David Fray
Musique
« C’est du Chopin abordé avec un sérieux et un sens du beau tout à fait admirables. » -Magazine Gramophone, sur l’album Chopin de David Fray paru en 2017
  • Schumann Symphonie no 1, « Le Printemps »
  • Jocelyn Morlock Cobalt
  • Chopin Concerto pour piano no 2

David Fray fait enfin ses débuts sur la scène du CNA. Le pianiste fait tourner bien des têtes par son habileté à mettre en parallèle les passages explosifs et musclés avec une sentimentalité empreinte de douceur et de tendresse. Le Concerto no 2 de Chopin est un parfait écrin pour faire ressortir le poli, la finesse et le panache de Fray : Chopin l’avait lui-même écrit pour mettre ses dons de virtuose en valeur quand il partait en tournée. Fray a des atomes crochus avec ce compositeur, auquel il a consacré un album en 2017. En plus d’entretenir ce lien intime avec la musique au programme, le pianiste a déjà travaillé avec le directeur musical Alexander Shelley. Une prestation richement harmonieuse grâce aux liens étroits qui unissent la musique à ses interprètes.

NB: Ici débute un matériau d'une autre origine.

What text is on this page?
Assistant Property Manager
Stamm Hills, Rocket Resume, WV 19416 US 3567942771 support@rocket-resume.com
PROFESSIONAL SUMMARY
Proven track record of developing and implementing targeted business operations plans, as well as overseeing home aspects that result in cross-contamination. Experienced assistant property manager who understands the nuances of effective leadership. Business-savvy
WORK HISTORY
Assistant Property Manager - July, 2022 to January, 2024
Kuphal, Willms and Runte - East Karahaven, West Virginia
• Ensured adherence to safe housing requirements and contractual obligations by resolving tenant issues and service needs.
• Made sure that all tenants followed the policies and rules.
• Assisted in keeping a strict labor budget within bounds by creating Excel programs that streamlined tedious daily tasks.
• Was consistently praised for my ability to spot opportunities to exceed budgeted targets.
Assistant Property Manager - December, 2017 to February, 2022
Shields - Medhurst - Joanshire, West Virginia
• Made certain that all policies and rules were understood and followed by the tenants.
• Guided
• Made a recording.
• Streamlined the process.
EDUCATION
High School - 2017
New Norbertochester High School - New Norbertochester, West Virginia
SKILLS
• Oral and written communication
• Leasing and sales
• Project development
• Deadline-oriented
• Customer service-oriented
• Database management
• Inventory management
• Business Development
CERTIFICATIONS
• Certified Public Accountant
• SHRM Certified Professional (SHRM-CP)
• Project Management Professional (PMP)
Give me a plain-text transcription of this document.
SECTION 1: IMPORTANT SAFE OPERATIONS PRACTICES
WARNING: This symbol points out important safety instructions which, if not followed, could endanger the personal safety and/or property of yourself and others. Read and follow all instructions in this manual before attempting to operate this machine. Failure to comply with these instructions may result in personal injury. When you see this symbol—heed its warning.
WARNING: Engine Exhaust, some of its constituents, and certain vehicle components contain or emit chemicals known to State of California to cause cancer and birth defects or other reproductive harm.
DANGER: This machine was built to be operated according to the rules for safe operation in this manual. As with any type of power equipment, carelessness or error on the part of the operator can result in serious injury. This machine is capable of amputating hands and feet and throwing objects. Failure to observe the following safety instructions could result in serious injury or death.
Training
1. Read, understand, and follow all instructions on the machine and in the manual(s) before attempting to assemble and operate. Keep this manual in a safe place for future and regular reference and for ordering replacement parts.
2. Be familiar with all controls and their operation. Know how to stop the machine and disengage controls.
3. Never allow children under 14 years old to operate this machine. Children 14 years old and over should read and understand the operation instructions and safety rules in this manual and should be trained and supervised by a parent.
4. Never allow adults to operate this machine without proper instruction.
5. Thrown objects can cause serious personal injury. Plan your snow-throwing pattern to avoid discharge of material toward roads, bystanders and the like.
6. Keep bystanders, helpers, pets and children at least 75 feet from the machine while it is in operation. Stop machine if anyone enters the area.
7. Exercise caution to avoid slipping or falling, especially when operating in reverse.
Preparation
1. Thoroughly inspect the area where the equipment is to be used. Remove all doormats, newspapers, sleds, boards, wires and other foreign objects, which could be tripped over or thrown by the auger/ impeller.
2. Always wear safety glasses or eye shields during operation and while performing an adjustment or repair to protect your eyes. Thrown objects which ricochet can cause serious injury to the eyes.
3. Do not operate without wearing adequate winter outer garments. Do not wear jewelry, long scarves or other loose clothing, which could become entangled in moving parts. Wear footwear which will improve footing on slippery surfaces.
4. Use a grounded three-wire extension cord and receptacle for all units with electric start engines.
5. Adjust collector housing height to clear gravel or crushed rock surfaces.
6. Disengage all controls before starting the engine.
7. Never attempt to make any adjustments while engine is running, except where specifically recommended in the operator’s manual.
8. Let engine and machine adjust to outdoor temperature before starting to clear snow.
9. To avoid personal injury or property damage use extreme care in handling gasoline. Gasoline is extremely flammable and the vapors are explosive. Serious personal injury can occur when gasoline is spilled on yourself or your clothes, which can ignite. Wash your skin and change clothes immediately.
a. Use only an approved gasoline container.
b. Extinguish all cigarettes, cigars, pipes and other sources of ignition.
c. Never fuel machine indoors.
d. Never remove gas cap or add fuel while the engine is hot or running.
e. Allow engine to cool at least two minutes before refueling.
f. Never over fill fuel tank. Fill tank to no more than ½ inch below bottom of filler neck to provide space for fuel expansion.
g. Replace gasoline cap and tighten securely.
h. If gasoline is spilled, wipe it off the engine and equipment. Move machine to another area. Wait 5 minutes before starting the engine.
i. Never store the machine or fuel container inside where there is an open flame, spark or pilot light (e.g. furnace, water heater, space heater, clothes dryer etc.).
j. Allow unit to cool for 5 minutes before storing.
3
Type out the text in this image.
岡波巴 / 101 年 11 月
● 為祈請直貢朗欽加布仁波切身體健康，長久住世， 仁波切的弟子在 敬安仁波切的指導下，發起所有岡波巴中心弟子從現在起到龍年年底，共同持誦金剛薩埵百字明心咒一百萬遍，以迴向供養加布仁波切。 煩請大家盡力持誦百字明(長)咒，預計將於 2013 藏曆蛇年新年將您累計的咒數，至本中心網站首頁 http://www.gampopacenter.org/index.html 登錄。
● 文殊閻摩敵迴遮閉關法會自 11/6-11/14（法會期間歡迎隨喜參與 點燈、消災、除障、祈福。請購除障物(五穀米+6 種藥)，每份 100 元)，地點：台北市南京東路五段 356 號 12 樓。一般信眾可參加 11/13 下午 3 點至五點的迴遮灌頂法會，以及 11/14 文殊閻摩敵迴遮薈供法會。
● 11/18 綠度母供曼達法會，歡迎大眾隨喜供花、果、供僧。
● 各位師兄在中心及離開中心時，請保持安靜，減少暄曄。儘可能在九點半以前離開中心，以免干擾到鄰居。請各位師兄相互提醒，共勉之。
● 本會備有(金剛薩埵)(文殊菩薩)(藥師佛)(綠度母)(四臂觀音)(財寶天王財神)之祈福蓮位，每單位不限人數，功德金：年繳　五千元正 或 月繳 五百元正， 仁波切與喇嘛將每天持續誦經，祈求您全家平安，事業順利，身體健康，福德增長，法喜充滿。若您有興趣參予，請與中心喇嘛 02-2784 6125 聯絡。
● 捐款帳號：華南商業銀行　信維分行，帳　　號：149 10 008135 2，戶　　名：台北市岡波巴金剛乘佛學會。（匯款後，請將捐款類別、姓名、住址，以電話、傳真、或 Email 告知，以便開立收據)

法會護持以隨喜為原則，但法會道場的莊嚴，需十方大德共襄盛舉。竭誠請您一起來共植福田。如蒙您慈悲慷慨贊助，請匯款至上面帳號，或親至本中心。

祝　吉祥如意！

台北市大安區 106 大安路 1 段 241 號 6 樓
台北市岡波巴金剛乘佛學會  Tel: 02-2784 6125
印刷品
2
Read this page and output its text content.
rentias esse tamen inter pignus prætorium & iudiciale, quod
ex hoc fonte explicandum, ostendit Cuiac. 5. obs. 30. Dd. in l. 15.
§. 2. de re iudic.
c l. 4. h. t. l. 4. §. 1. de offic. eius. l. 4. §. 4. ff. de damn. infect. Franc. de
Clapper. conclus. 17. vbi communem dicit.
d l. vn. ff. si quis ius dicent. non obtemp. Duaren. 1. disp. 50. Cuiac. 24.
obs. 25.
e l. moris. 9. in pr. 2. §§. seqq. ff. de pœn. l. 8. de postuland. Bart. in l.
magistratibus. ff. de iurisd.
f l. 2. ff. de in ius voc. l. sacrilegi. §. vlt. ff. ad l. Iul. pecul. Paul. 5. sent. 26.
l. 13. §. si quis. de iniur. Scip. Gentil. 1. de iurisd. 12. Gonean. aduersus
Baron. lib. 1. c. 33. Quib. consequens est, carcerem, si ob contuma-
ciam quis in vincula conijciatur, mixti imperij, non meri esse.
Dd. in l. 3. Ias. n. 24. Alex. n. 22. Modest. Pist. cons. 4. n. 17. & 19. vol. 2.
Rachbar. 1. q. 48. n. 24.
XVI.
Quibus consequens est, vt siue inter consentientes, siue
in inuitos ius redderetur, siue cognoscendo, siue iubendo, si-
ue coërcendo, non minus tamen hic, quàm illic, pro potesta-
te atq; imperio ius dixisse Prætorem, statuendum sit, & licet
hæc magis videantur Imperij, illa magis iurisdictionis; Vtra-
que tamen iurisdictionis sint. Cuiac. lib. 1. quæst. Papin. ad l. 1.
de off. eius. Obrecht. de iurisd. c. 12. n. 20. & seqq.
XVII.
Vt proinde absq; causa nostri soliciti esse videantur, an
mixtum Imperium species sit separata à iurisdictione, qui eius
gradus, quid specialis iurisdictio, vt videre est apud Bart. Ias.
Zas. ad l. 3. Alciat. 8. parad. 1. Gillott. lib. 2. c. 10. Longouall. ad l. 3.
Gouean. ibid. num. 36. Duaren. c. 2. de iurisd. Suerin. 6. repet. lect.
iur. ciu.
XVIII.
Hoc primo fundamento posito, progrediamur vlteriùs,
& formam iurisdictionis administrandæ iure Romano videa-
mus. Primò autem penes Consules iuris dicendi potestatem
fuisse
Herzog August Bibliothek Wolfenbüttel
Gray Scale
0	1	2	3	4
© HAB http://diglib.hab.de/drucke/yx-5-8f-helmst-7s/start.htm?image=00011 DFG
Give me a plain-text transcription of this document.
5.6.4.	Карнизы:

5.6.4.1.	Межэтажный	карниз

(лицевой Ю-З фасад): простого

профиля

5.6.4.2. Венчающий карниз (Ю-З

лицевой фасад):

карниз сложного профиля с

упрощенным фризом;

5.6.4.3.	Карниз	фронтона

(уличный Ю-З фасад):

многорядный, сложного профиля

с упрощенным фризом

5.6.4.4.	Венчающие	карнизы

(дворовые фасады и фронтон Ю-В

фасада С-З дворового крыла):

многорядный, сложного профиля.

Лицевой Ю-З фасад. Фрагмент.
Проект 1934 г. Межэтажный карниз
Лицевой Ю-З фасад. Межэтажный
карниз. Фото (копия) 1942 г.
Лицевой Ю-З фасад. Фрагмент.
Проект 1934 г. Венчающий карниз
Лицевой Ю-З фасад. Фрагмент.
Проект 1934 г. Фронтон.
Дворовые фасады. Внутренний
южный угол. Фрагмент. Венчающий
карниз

La soirée s’amorce avec Yosuke Kawasaki et Jessica Linnebach, respectivement violon solo et violon solo associée de notre Orchestre du CNA, dans une pièce de la brillante compositrice canadienne Jocelyn Morlock. Fruit d’une commande initiale du CNA, Cobalt pour deux violons et orchestre s’inspire du ciel à l’heure du crépuscule, juste avant la nuit. Kawasaki joue du violon depuis l’âge de six ans et Linnebach depuis l’âge de trois ans, et leur rencontre sur la scène du CNA a fait des étincelles : ils se sont mariés en 2012. Joignez-vous à ce couple talentueux pour célébrer la Saint-Valentin!

On reçoit la Symphonie « Le Printemps » de Schumann comme une bouffée d’air frais. Pour reprendre les mots de Shakespeare, qui pouvait évoquer comme personne, en peu de mots, l’attente universelle du printemps et les folles espérances qui s’y rattachent :

« Dans le printemps, le joli temps fertile,
Où les oiseaux chantent, eh! ding, ding, ding,
Tendres amants aiment le printemps. »

La Première symphonie de Robert Schumann lui a été inspirée par un poème sur le printemps et l’amour. Alors nouveau marié et euphorique, Schumann a su produire pour les musiciens la sensation de vivre l’éclosion du printemps en jouant cette symphonie. Le premier appel de trompette sonne comme un réveil, et les notes dansent à travers les mouvements comme la nature en suspens qui reprend vie.

Contribuez à écrire l’histoire : la Symphonie de Schumann s’inscrit dans le cadre d’un projet d’enregistrement de l’Orchestre du CNA, et les deux concerts seront enregistrés pour fins de diffusion commerciale.